KURRAM Agency, which has seen sectarian strife in the past, has once again erupted into violence. The fresh clashes between warring groups in various parts of the Agency on Friday night and Saturday left 33 people dead and 65 others injured, many of them seriously. The fighting that began about two weeks ago intensified after the reported infiltration of outsiders from Waziristan and Hangu district but what is disturbing for the local population is lack of action by the security forces deployed there. 
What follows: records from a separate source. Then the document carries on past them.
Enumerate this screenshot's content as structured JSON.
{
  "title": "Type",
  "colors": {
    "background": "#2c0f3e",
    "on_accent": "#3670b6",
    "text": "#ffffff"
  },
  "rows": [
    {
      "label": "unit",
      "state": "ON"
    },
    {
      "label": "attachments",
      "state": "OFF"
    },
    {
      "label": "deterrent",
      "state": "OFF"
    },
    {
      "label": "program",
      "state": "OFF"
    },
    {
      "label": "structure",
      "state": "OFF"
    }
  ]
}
The situation has turned frightening for half a million people living in the region bordering Afghanistan. Some of them who spoke to the media on Saturday sounded bitter over the attitude of the administration whom they accused of having given a free hand to the troublemakers. The Shias, who constitute 42 percent of the total population, are sacred of the increasing influx of Taliban in the area from Swat, Dir and other parts of the Malakand Division. A tribal leader in Upper Kurram said more than 700 tribesmen have been martyred while fighting the Taliban over the past two years but they were determined to stand "shoulder to shoulder with the Army" in the operation against militants. Both sides are trying to consolidate their positions while accusing each other of seeking help from the outsiders. Recently militants attacked a government convoy carrying food to the troubled region, which triggered a clash between the rival groups and left nine people dead. Such incidents exacerbate both food crisis and humanitarian situation in the region that remains disconnected from the rest of Pakistan because the main road leading to the Agency is controlled by militants who do not allow foodstuff and medicines to reach the area.